Denn selbst wenn Reformen das gesamtwirtschaftliche Angebot erhöhen würden, so erhöhen sie noch lange nicht die gesamtwirtschaftliche Nachfrage, ohne die eine Volkswirtschaft nicht wächst. Was wäre die Lösung? Klar, im Gegensatz zu kleinen offenen Volkswirtschaften brauchen große Volkswirtschaften eine aktive Makropolitik, um das größere Angebot auch auszuschöpfen, so die beiden Autoren der EZB-Publikation.

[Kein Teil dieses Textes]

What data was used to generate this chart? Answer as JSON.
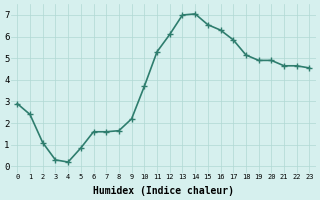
{
  "x": [
    0,
    1,
    2,
    3,
    4,
    5,
    6,
    7,
    8,
    9,
    10,
    11,
    12,
    13,
    14,
    15,
    16,
    17,
    18,
    19,
    20,
    21,
    22,
    23
  ],
  "y": [
    2.9,
    2.4,
    1.1,
    0.3,
    0.2,
    0.85,
    1.6,
    1.6,
    1.65,
    2.2,
    3.7,
    5.3,
    6.1,
    7.0,
    7.05,
    6.55,
    6.3,
    5.85,
    5.15,
    4.9,
    4.9,
    4.65,
    4.65,
    4.55
  ],
  "line_color": "#2e7d6e",
  "marker": "+",
  "marker_size": 5,
  "line_width": 1.2,
  "bg_color": "#d6f0ee",
  "grid_color": "#b0d8d4",
  "xlabel": "Humidex (Indice chaleur)",
  "xlim": [
    -0.5,
    23.5
  ],
  "ylim": [
    -0.3,
    7.5
  ],
  "yticks": [
    0,
    1,
    2,
    3,
    4,
    5,
    6,
    7
  ],
  "xtick_labels": [
    "0",
    "1",
    "2",
    "3",
    "4",
    "5",
    "6",
    "7",
    "8",
    "9",
    "10",
    "11",
    "12",
    "13",
    "14",
    "15",
    "16",
    "17",
    "18",
    "19",
    "20",
    "21",
    "22",
    "23"
  ]
}
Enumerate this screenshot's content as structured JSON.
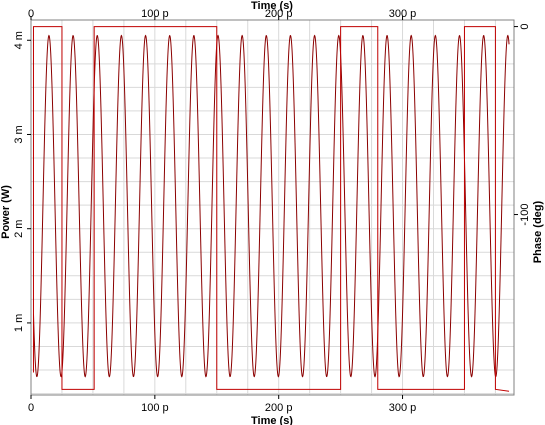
{
  "chart_data": {
    "type": "line",
    "xlabel": "Time (s)",
    "xlabel_top": "Time (s)",
    "ylabel": "Power (W)",
    "ylabel_right": "Phase (deg)",
    "xlim": [
      0,
      3.9e-10
    ],
    "ylim": [
      0.000235,
      0.004215
    ],
    "y2lim": [
      -196,
      3.5
    ],
    "x_ticks": [
      {
        "value": 0,
        "label": "0"
      },
      {
        "value": 1e-10,
        "label": "100 p"
      },
      {
        "value": 2e-10,
        "label": "200 p"
      },
      {
        "value": 3e-10,
        "label": "300 p"
      }
    ],
    "y_ticks": [
      {
        "value": 0.001,
        "label": "1 m"
      },
      {
        "value": 0.002,
        "label": "2 m"
      },
      {
        "value": 0.003,
        "label": "3 m"
      },
      {
        "value": 0.004,
        "label": "4 m"
      }
    ],
    "y2_ticks": [
      {
        "value": 0,
        "label": "0"
      },
      {
        "value": -100,
        "label": "-100"
      }
    ],
    "grid": true,
    "series": [
      {
        "axis": "left",
        "color": "#8b0000",
        "kind": "sinusoid",
        "min": 0.00043,
        "max": 0.00405,
        "period": 1.95e-11,
        "first_peak": 1.45e-11,
        "x_start": 2e-12,
        "x_end": 3.86e-10
      },
      {
        "axis": "right",
        "color": "#c00000",
        "kind": "step",
        "points": [
          [
            2e-12,
            -184
          ],
          [
            2e-12,
            0
          ],
          [
            2.5e-11,
            0
          ],
          [
            2.5e-11,
            -193
          ],
          [
            5.1e-11,
            -193
          ],
          [
            5.1e-11,
            0
          ],
          [
            1.5e-10,
            0
          ],
          [
            1.5e-10,
            -193
          ],
          [
            2.5e-10,
            -193
          ],
          [
            2.5e-10,
            0
          ],
          [
            2.8e-10,
            0
          ],
          [
            2.8e-10,
            -193
          ],
          [
            3.5e-10,
            -193
          ],
          [
            3.5e-10,
            0
          ],
          [
            3.75e-10,
            0
          ],
          [
            3.75e-10,
            -193
          ],
          [
            3.86e-10,
            -194
          ]
        ]
      }
    ]
  }
}
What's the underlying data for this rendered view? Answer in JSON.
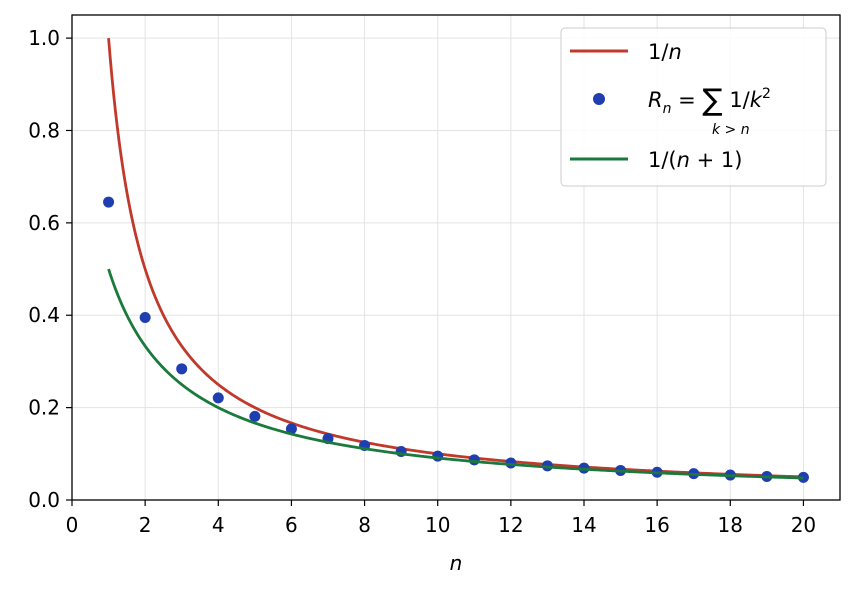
{
  "chart_data": {
    "type": "line",
    "xlabel": "n",
    "ylabel": "",
    "xlim": [
      0,
      21
    ],
    "ylim": [
      0,
      1.05
    ],
    "xticks": [
      0,
      2,
      4,
      6,
      8,
      10,
      12,
      14,
      16,
      18,
      20
    ],
    "yticks": [
      0.0,
      0.2,
      0.4,
      0.6,
      0.8,
      1.0
    ],
    "xtick_labels": [
      "0",
      "2",
      "4",
      "6",
      "8",
      "10",
      "12",
      "14",
      "16",
      "18",
      "20"
    ],
    "ytick_labels": [
      "0.0",
      "0.2",
      "0.4",
      "0.6",
      "0.8",
      "1.0"
    ],
    "grid": true,
    "legend_position": "top-right",
    "series": [
      {
        "name": "1/n",
        "kind": "line",
        "color": "#c0392b",
        "function": "1/n",
        "x_range": [
          1,
          20
        ]
      },
      {
        "name": "R_n = Σ_{k>n} 1/k²",
        "kind": "scatter",
        "color": "#1f3fb0",
        "x": [
          1,
          2,
          3,
          4,
          5,
          6,
          7,
          8,
          9,
          10,
          11,
          12,
          13,
          14,
          15,
          16,
          17,
          18,
          19,
          20
        ],
        "values": [
          0.645,
          0.395,
          0.284,
          0.221,
          0.181,
          0.154,
          0.133,
          0.118,
          0.105,
          0.095,
          0.087,
          0.08,
          0.074,
          0.069,
          0.064,
          0.06,
          0.057,
          0.054,
          0.051,
          0.049
        ]
      },
      {
        "name": "1/(n+1)",
        "kind": "line",
        "color": "#1a7a3c",
        "function": "1/(n+1)",
        "x_range": [
          1,
          20
        ]
      }
    ]
  }
}
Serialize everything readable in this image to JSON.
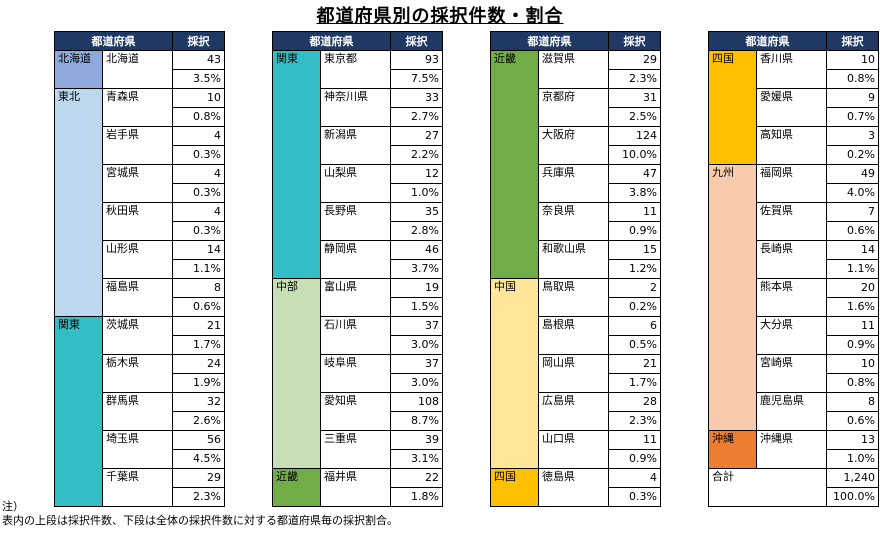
{
  "title": "都道府県別の採択件数・割合",
  "headers": {
    "pref": "都道府県",
    "count": "採択"
  },
  "colors": {
    "header_bg": "#1f3864",
    "hokkaido": "#8ea9db",
    "tohoku": "#bdd7ee",
    "kanto": "#33bdc4",
    "chubu": "#c6e0b4",
    "kinki": "#70ad47",
    "chugoku": "#ffe699",
    "shikoku": "#ffc000",
    "kyushu": "#f8cbad",
    "okinawa": "#ed7d31"
  },
  "blocks": [
    {
      "groups": [
        {
          "region": "北海道",
          "color": "hokkaido",
          "rows": [
            {
              "pref": "北海道",
              "count": "43",
              "pct": "3.5%"
            }
          ]
        },
        {
          "region": "東北",
          "color": "tohoku",
          "rows": [
            {
              "pref": "青森県",
              "count": "10",
              "pct": "0.8%"
            },
            {
              "pref": "岩手県",
              "count": "4",
              "pct": "0.3%"
            },
            {
              "pref": "宮城県",
              "count": "4",
              "pct": "0.3%"
            },
            {
              "pref": "秋田県",
              "count": "4",
              "pct": "0.3%"
            },
            {
              "pref": "山形県",
              "count": "14",
              "pct": "1.1%"
            },
            {
              "pref": "福島県",
              "count": "8",
              "pct": "0.6%"
            }
          ]
        },
        {
          "region": "関東",
          "color": "kanto",
          "rows": [
            {
              "pref": "茨城県",
              "count": "21",
              "pct": "1.7%"
            },
            {
              "pref": "栃木県",
              "count": "24",
              "pct": "1.9%"
            },
            {
              "pref": "群馬県",
              "count": "32",
              "pct": "2.6%"
            },
            {
              "pref": "埼玉県",
              "count": "56",
              "pct": "4.5%"
            },
            {
              "pref": "千葉県",
              "count": "29",
              "pct": "2.3%"
            }
          ]
        }
      ]
    },
    {
      "groups": [
        {
          "region": "関東",
          "color": "kanto",
          "rows": [
            {
              "pref": "東京都",
              "count": "93",
              "pct": "7.5%"
            },
            {
              "pref": "神奈川県",
              "count": "33",
              "pct": "2.7%"
            },
            {
              "pref": "新潟県",
              "count": "27",
              "pct": "2.2%"
            },
            {
              "pref": "山梨県",
              "count": "12",
              "pct": "1.0%"
            },
            {
              "pref": "長野県",
              "count": "35",
              "pct": "2.8%"
            },
            {
              "pref": "静岡県",
              "count": "46",
              "pct": "3.7%"
            }
          ]
        },
        {
          "region": "中部",
          "color": "chubu",
          "rows": [
            {
              "pref": "富山県",
              "count": "19",
              "pct": "1.5%"
            },
            {
              "pref": "石川県",
              "count": "37",
              "pct": "3.0%"
            },
            {
              "pref": "岐阜県",
              "count": "37",
              "pct": "3.0%"
            },
            {
              "pref": "愛知県",
              "count": "108",
              "pct": "8.7%"
            },
            {
              "pref": "三重県",
              "count": "39",
              "pct": "3.1%"
            }
          ]
        },
        {
          "region": "近畿",
          "color": "kinki",
          "rows": [
            {
              "pref": "福井県",
              "count": "22",
              "pct": "1.8%"
            }
          ]
        }
      ]
    },
    {
      "groups": [
        {
          "region": "近畿",
          "color": "kinki",
          "rows": [
            {
              "pref": "滋賀県",
              "count": "29",
              "pct": "2.3%"
            },
            {
              "pref": "京都府",
              "count": "31",
              "pct": "2.5%"
            },
            {
              "pref": "大阪府",
              "count": "124",
              "pct": "10.0%"
            },
            {
              "pref": "兵庫県",
              "count": "47",
              "pct": "3.8%"
            },
            {
              "pref": "奈良県",
              "count": "11",
              "pct": "0.9%"
            },
            {
              "pref": "和歌山県",
              "count": "15",
              "pct": "1.2%"
            }
          ]
        },
        {
          "region": "中国",
          "color": "chugoku",
          "rows": [
            {
              "pref": "鳥取県",
              "count": "2",
              "pct": "0.2%"
            },
            {
              "pref": "島根県",
              "count": "6",
              "pct": "0.5%"
            },
            {
              "pref": "岡山県",
              "count": "21",
              "pct": "1.7%"
            },
            {
              "pref": "広島県",
              "count": "28",
              "pct": "2.3%"
            },
            {
              "pref": "山口県",
              "count": "11",
              "pct": "0.9%"
            }
          ]
        },
        {
          "region": "四国",
          "color": "shikoku",
          "rows": [
            {
              "pref": "徳島県",
              "count": "4",
              "pct": "0.3%"
            }
          ]
        }
      ]
    },
    {
      "groups": [
        {
          "region": "四国",
          "color": "shikoku",
          "rows": [
            {
              "pref": "香川県",
              "count": "10",
              "pct": "0.8%"
            },
            {
              "pref": "愛媛県",
              "count": "9",
              "pct": "0.7%"
            },
            {
              "pref": "高知県",
              "count": "3",
              "pct": "0.2%"
            }
          ]
        },
        {
          "region": "九州",
          "color": "kyushu",
          "rows": [
            {
              "pref": "福岡県",
              "count": "49",
              "pct": "4.0%"
            },
            {
              "pref": "佐賀県",
              "count": "7",
              "pct": "0.6%"
            },
            {
              "pref": "長崎県",
              "count": "14",
              "pct": "1.1%"
            },
            {
              "pref": "熊本県",
              "count": "20",
              "pct": "1.6%"
            },
            {
              "pref": "大分県",
              "count": "11",
              "pct": "0.9%"
            },
            {
              "pref": "宮崎県",
              "count": "10",
              "pct": "0.8%"
            },
            {
              "pref": "鹿児島県",
              "count": "8",
              "pct": "0.6%"
            }
          ]
        },
        {
          "region": "沖縄",
          "color": "okinawa",
          "rows": [
            {
              "pref": "沖縄県",
              "count": "13",
              "pct": "1.0%"
            }
          ]
        }
      ],
      "total": {
        "label": "合計",
        "count": "1,240",
        "pct": "100.0%"
      }
    }
  ],
  "note": {
    "heading": "注）",
    "text": "表内の上段は採択件数、下段は全体の採択件数に対する都道府県毎の採択割合。"
  }
}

Deswegen wären mehr Arbeitsmarktreformen im Moment Gift für die deutsche und damit auch die europäische Konjunktur. Würde die Bundesregierung so manchem Ökonomen jetzt folgen und den Kündigungsschutz lockern, würde das den Konsum und das Wachstum weiter schwächen. Zwar sind die Unternehmen noch gut aufgestellt und investieren kräftig. Die von der EZB festgestellte Verschärfung der Kreditkonditionen scheint sich noch nicht auf die Investitionstätigkeit auszuwirken (Wie Kollege Wermuth diesen Mittwoch geschrieben hat). Doch die Rezession in den USA und die Finanzbomben, die noch in so mancher Bankbilanz liegen könnten, müssen Deutschland, dessen Konjunktur immer noch stark vom Export abhängt, zur Vorsicht mahnen. Weitere Reformpläne, die die Konsumenten nur verunsichern, sollten erst mal in der Schublade bleiben.